An instrument is under development by Wald at the University of Pittsburgh to automatically analyze cytogenetic material and, thus, extend cytogenetic methodology both for research and as a biological monitoring procedure, using automatic electronic scanning and computer analysis of chromosomes. Chromosomal aberrations can thus be monitored under unusual and abnormal conditions such as weightlessness and radiation, since chromosomes are very sensitive to stress situations. In this device a sample will be prepared and automatically inserted under a microscope lens. The device will then scan, identify, and photograph on 35-mm film a predetermined number of mitotic cells and process the film. The data will be recorded under the direct control of a digital computer. The computer will perform a detailed quantitative analysis of the pictorial data.

Significant effort has been expended in the development of instrumentation for measuring and recording electrophysiological information. One such instrument, developed by the Franklin Institute, Philadelphia, Pa., is a temperature-sensing microprobe. This microprobe is an implantable and remote broadcasting instrument. These developments are associated, in part, with training programs so that competent individuals may be trained not only in electronics but also in the biological uses of the devices they construct.

A project of interest, conducted at the Stanford Research Institute, is the investigation of the uses of an extremely sensitive method for measuring magnetic susceptibility having the possibility of detecting macroscopic quantum effects in macromolecules of biological interest. Good progress has been made in the first 15 months of a project devoted to the development and initial use of equipment specifically designed for this purpose. A new superconducting circuit, together with superconducting magnetic shields, has been constructed. This apparatus can measure the magnetic susceptibility of small organic samples at temperatures between 1° and 300° K in fields up to 40 000 gauss. It can detect flux changes of 107 gauss-cm2, which is equivalent to detecting a change in specific susceptibility of 1 in 109 in a 100-mg sample under an applied field of 10 000 gauss.

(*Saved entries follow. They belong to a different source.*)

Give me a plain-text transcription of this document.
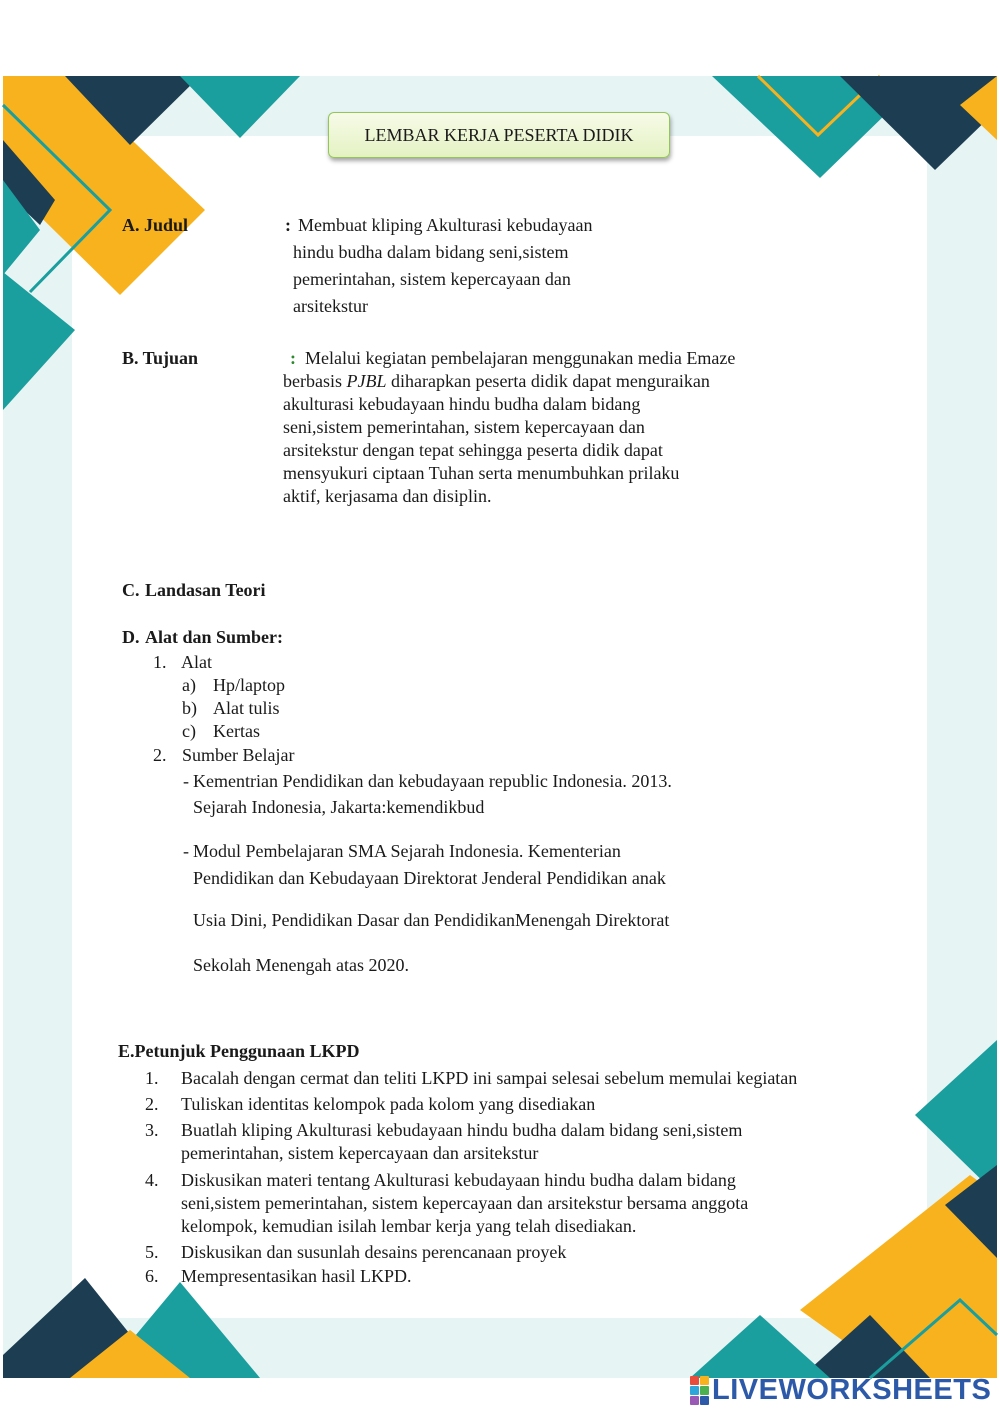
LEMBAR KERJA PESERTA DIDIK
A. Judul	: Membuat kliping Akulturasi kebudayaan
hindu budha dalam bidang seni,sistem
pemerintahan, sistem kepercayaan dan
arsitekstur
B. Tujuan	: Melalui kegiatan pembelajaran menggunakan media Emaze
berbasis PJBL diharapkan peserta didik dapat menguraikan
akulturasi kebudayaan hindu budha dalam bidang
seni,sistem pemerintahan, sistem kepercayaan dan
arsitekstur dengan tepat sehingga peserta didik dapat
mensyukuri ciptaan Tuhan serta menumbuhkan prilaku
aktif, kerjasama dan disiplin.
C. Landasan Teori
D. Alat dan Sumber:
1. Alat
a) Hp/laptop
b) Alat tulis
c) Kertas
2. Sumber Belajar
- Kementrian Pendidikan dan kebudayaan republic Indonesia. 2013.
Sejarah Indonesia, Jakarta:kemendikbud
- Modul Pembelajaran SMA Sejarah Indonesia. Kementerian
Pendidikan dan Kebudayaan Direktorat Jenderal Pendidikan anak
Usia Dini, Pendidikan Dasar dan PendidikanMenengah Direktorat
Sekolah Menengah atas 2020.
E.Petunjuk Penggunaan LKPD
1. Bacalah dengan cermat dan teliti LKPD ini sampai selesai sebelum memulai kegiatan
2. Tuliskan identitas kelompok pada kolom yang disediakan
3. Buatlah kliping Akulturasi kebudayaan hindu budha dalam bidang seni,sistem
pemerintahan, sistem kepercayaan dan arsitekstur
4. Diskusikan materi tentang Akulturasi kebudayaan hindu budha dalam bidang
seni,sistem pemerintahan, sistem kepercayaan dan arsitekstur bersama anggota
kelompok, kemudian isilah lembar kerja yang telah disediakan.
5. Diskusikan dan susunlah desains perencanaan proyek
6. Mempresentasikan hasil LKPD.
LIVEWORKSHEETS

Several hundred preliminary measurements were made on samples of coronene. The most reliable of these were in agreement with published values of the magnetic susceptibility of coronene. Experience during these measurements led to changes which have resulted in an apparatus well suited to the measurements on macromolecules. An improved version of the superconducting circuit now available shows promise of a further improvement in sensitivity by a factor of more than a thousand ([ref.166]).

Living organisms possess many unique processes and systems which are complex and poorly understood. The new theoretical approaches, combined with laboratory studies, are expected to result in advances which will expand both our scientific and technological horizons.

[chapter 6]

Flight Programs

BALLOONS

Biological and medical experiments carried out on balloon flights, both manned and unmanned, antedate the establishment of NASA. Aside from the early use of balloons in flights that could be called simply flight-survival studies, balloons have made important contributions to our present knowledge of the effects of cosmic radiation and to various aspects of space travel.

The achievements of the Strato-Lab and Man High series by the U.S. Navy and Air Force include a wealth of information on balloon travel and on the survival of man at altitudes close to and above 100 000 feet. Generally, balloon launches of animals, which reached a maximum in 1953 when 23 balloons were released, have established the feasibility of a program of extended manned balloon flights to high altitudes.